Hast du dich schon mal gefragt, ob Insekten eigentlich auch schlafen? Und ob sie vielleicht sogar von ihren Erlebnissen träumen, so wie wir? Klingt verrückt, oder? Genau das schauen wir uns heute genauer an!
Inhalt
Der Schlaf
Schlaf ist ein wirklich spannendes Phänomen!
Stell dir vor, wir Menschen verbringen etwa ein Drittel unseres Lebens damit, zu schlafen. Das ist ziemlich viel Zeit! Aber wir sind da nicht allein – einige Tiere, wie zum Beispiel der Igel, schlafen sogar die Hälfte ihres Lebens. Andere wiederum, wie Schafe oder Elefanten, brauchen nur wenige Stunden Schlaf am Tag.
Aber egal, ob kurz oder lang, der Schlaf ist für alle Lebewesen unglaublich wichtig.
Während wir schlafen, sind wir praktisch von der Außenwelt abgeschottet.
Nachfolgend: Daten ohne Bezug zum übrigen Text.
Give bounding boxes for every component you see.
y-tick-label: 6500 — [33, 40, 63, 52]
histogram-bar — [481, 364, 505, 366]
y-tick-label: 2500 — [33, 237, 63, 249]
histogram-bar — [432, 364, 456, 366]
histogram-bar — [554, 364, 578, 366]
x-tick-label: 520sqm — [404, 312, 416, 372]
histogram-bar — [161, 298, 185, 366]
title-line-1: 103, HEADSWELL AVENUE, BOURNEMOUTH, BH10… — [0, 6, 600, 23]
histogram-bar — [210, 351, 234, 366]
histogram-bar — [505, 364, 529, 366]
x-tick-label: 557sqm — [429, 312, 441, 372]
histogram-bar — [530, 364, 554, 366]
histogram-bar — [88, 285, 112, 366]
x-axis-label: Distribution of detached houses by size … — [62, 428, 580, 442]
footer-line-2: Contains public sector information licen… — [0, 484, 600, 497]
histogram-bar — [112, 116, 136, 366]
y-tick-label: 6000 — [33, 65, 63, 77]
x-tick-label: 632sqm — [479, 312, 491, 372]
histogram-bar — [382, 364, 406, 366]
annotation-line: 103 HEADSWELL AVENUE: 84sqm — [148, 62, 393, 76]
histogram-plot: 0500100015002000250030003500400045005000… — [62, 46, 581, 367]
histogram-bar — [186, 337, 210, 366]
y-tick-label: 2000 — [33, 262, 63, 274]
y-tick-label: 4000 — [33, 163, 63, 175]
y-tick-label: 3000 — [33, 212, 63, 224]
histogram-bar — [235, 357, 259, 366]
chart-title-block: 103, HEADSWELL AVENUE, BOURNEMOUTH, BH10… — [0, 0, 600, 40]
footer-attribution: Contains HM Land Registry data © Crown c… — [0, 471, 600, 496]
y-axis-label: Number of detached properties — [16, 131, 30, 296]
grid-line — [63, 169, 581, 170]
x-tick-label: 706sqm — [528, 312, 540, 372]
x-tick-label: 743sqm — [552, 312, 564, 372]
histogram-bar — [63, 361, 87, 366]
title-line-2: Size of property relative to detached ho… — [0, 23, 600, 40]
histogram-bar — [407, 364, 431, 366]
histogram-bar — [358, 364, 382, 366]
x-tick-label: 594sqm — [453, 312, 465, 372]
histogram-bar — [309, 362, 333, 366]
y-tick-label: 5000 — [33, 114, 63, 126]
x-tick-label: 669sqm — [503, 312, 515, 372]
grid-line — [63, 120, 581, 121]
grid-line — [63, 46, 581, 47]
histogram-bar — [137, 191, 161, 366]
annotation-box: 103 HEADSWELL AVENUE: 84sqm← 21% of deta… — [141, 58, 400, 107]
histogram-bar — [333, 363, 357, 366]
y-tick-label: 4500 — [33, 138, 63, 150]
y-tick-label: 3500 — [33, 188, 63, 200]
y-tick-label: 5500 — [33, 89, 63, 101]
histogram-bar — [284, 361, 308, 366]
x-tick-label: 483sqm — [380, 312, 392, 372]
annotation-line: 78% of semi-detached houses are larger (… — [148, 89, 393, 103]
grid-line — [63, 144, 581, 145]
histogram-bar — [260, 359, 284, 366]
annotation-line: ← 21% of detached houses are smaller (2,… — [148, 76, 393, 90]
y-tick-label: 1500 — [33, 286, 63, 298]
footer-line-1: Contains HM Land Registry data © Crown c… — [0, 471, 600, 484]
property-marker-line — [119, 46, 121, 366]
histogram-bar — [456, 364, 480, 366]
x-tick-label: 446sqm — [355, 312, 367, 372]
Das sieht man nicht nur an den Gehirnaktivitäten, die sich während des Schlafens verändern, sondern auch daran, dass wir die Augen schließen.
Aber genau das birgt auch Risiken. Denn wenn wir schlafen, können wir nicht auf Gefahren reagieren, die uns bedrohen könnten. Wir können auch nichts essen oder uns um unseren Nachwuchs kümmern.
Trotzdem ist Schlaf so wichtig, dass wir diese Nachteile in Kauf nehmen.
Ohne Schlaf könnten wir gar nicht überleben. Schon nach einem Tag ohne Schlaf spüren wir die Folgen: Unsere Konzentration lässt nach, wir werden vergesslich und vielleicht auch ein bisschen reizbar. Wenn wir noch länger wach bleiben, kann es sogar passieren, dass wir anfangen, Dinge zu sehen oder zu hören, die gar nicht da sind – unser Gehirn spielt uns dann regelrecht Streiche!
Schlaf ist also eine ziemlich komplexe Angelegenheit, die bei Wirbeltieren schon gut erforscht ist. Wir wissen zum Beispiel, dass es im Schlaf verschiedene Phasen gibt, wie die Tiefschlafphase, in der sich unser Körper regeneriert. Dabei spielt die REM-Schlafphase für unser Gedächtnis und das Lernen, aber auch für die Verarbeitung von Gefühlen.
Aber wie ist das jetzt bei Insekten?
Schlafen Insekten? Schließlich können sie ihre Augen nicht so schließen wie wir.
Man kann aber beobachten, dass sich einige Insekten spezielle Schlafplätze suchen und dabei eine bestimmte Haltung einnehmen.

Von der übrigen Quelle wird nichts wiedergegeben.